Отец Николай смутился:
– Да, ваша высокоблагородие, ваша правда… там было написано, только не разобрать: имя то или фамилия….
– И что же? – Кораблев посмотрел на просителя сквозь пенсне.
– Написано было: дщерь Сергеева
– И что тут не понятного? Раз вы фамилию Благовещенская дали, впишите имя отца Сергей.
– Так и сделаю ваше высокоблагородие…
– Ваше ходатайство, – чиновник снова в нетерпении постучал по столу, но одобряюще улыбнулся в усы, – мы рассмотрим… думаю, сложностей не возникнет, а делом вашим займется мой секретарь, – он позвонил в колокольчик. В кабинет вошел уже немолодой мужчина с бородкой клинышком.
– Ефим Петрович, вот у батюшки есть ходатайство о ребенке, – он протянул папку, – помогите ему с документами, не откладывайте это дело.
– Будет исполнено, – секретарь взял папку под мышку, ожидая дальнейших распоряжений, однако их не последовало.

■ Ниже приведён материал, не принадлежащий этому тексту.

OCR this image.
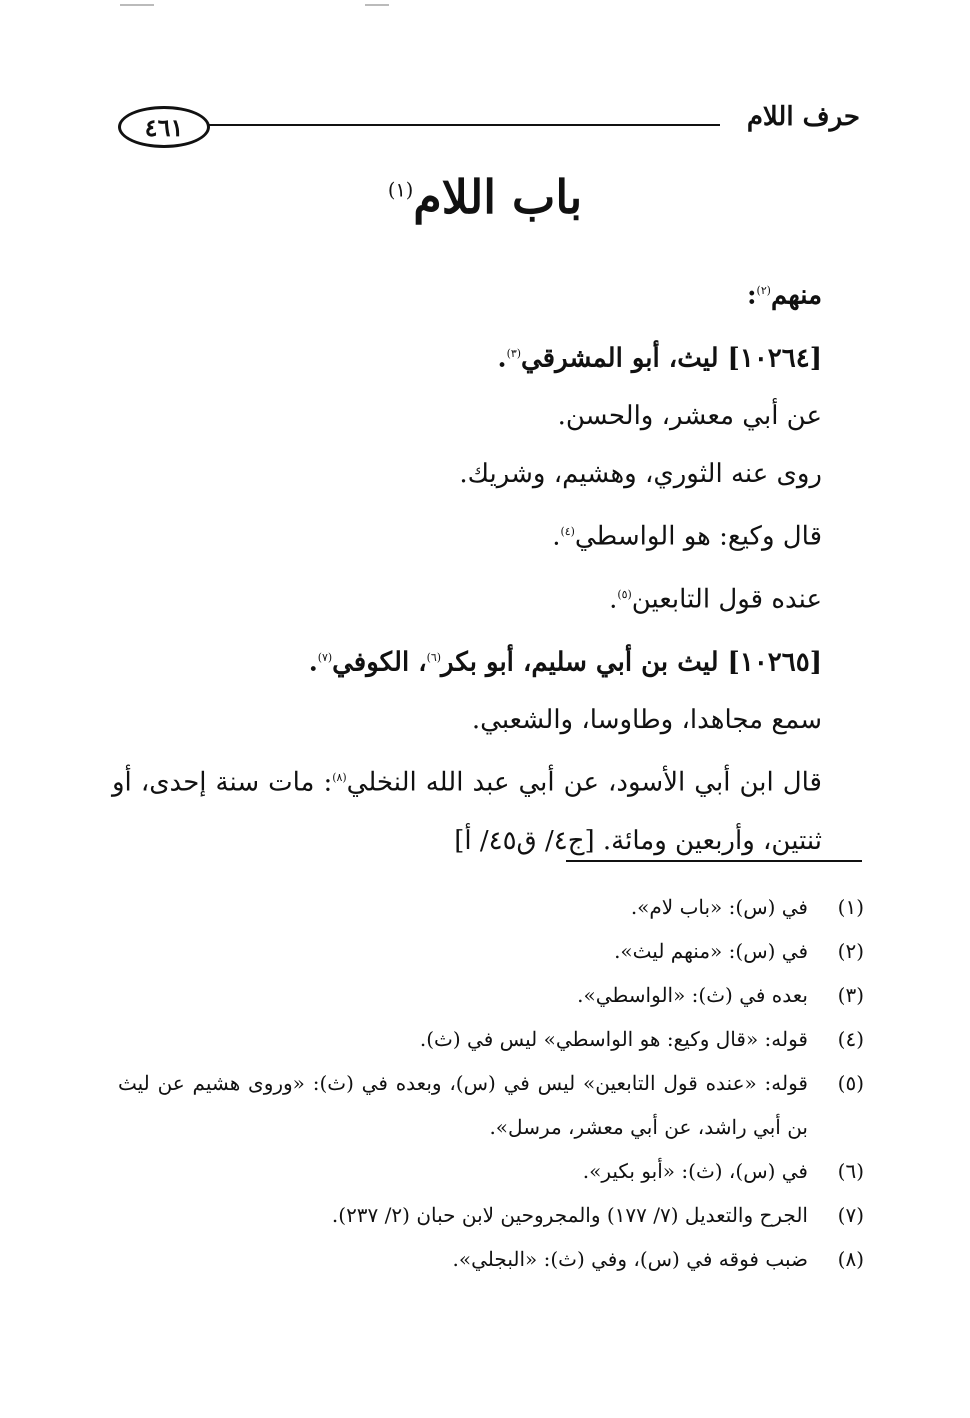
٤٦١	حرف اللام
باب اللام$^{(١)}$

منهم$^{(٢)}$:

[١٠٢٦٤] ليث، أبو المشرقي$^{(٣)}$.

عن أبي معشر، والحسن.

روى عنه الثوري، وهشيم، وشريك.

قال وكيع: هو الواسطي$^{(٤)}$.

عنده قول التابعين$^{(٥)}$.

[١٠٢٦٥] ليث بن أبي سليم، أبو بكر$^{(٦)}$، الكوفي$^{(٧)}$.

سمع مجاهدا، وطاوسا، والشعبي.

قال ابن أبي الأسود، عن أبي عبد الله النخلي$^{(٨)}$: مات سنة إحدى، أو ثنتين، وأربعين ومائة. [ج٤/ ق٤٥/ أ]

(١)
في (س): «باب لام».
(٢)
في (س): «منهم ليث».
(٣)
بعده في (ث): «الواسطي».
(٤)
قوله: «قال وكيع: هو الواسطي» ليس في (ث).
(٥)
قوله: «عنده قول التابعين» ليس في (س)، وبعده في (ث): «وروى هشيم عن ليث بن أبي راشد، عن أبي معشر، مرسل».
(٦)
في (س)، (ث): «أبو بكير».
(٧)
الجرح والتعديل (٧/ ١٧٧) والمجروحين لابن حبان (٢/ ٢٣٧).
(٨)
ضبب فوقه في (س)، وفي (ث): «البجلي».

– Поручаю ваше дело моему лучшему помощнику… – Начальник при этих словах, давая понять, что разговор окончен, вышел из-за стола, «Сердешный ты больно», по отечески взял за плечи молодого просителя, посмотрел в лицо.
– Ступайте с миром, – махнул он своим пенсне на дверь: «И поможет тебе Бог».
Николай почтительно склонил голову, тронутый душевным приемом, вышел вслед за секретарем.
Оформление бумаг и соблюдение всякого рода формальностей отняло у молодого священника немало сил, но это не было в тягость, скорее наоборот: его радовало, что все, наконец, определилось.
Так в семье отца Николая появилась дочка – Серафимушка.
Их с Аннушкой семья росла, детки не заставляли себя ждать. Серафиму воспитывали наравне с другими чадами, она стала любимицей батюшки за веселый и добрый нрав.
Вскоре молодого иерея назначили попечителем в приют, на место почившего отца Феофана.
Глава 2 На "Малом озере"
Лето 1889 года. Карельский перешеек
Усадьба «Малое озеро»
После проливных июльских дождей колеса легкого экипажа то и дело застревали в топкой колее, Сергей Александрович уже жалел, что согласился на уговоры друга и отправился в путь. Они миновали Белоостров, теперь путь напрямую лежал в усадьбу «Малое озеро». Эрнест Васильевич Коверт, не находя слов утешения, по большей части молчал. Уже подъезжая к усадьбе, он решился заговорить:
– Сергей у нас есть еще надежда, поверь – не все потеряно. У меня в усадьбе гостит один мой давний приятель, он служит в жандармерии, каким-то начальствующим чином. У него большая агентура, опыт… Думаю, сможет помочь в нашем деле. Кстати, он с племянником, юноша поступил в первое Павловское военное училище. Собственно, ради племянника я согласился устроить завтрашнюю охоту.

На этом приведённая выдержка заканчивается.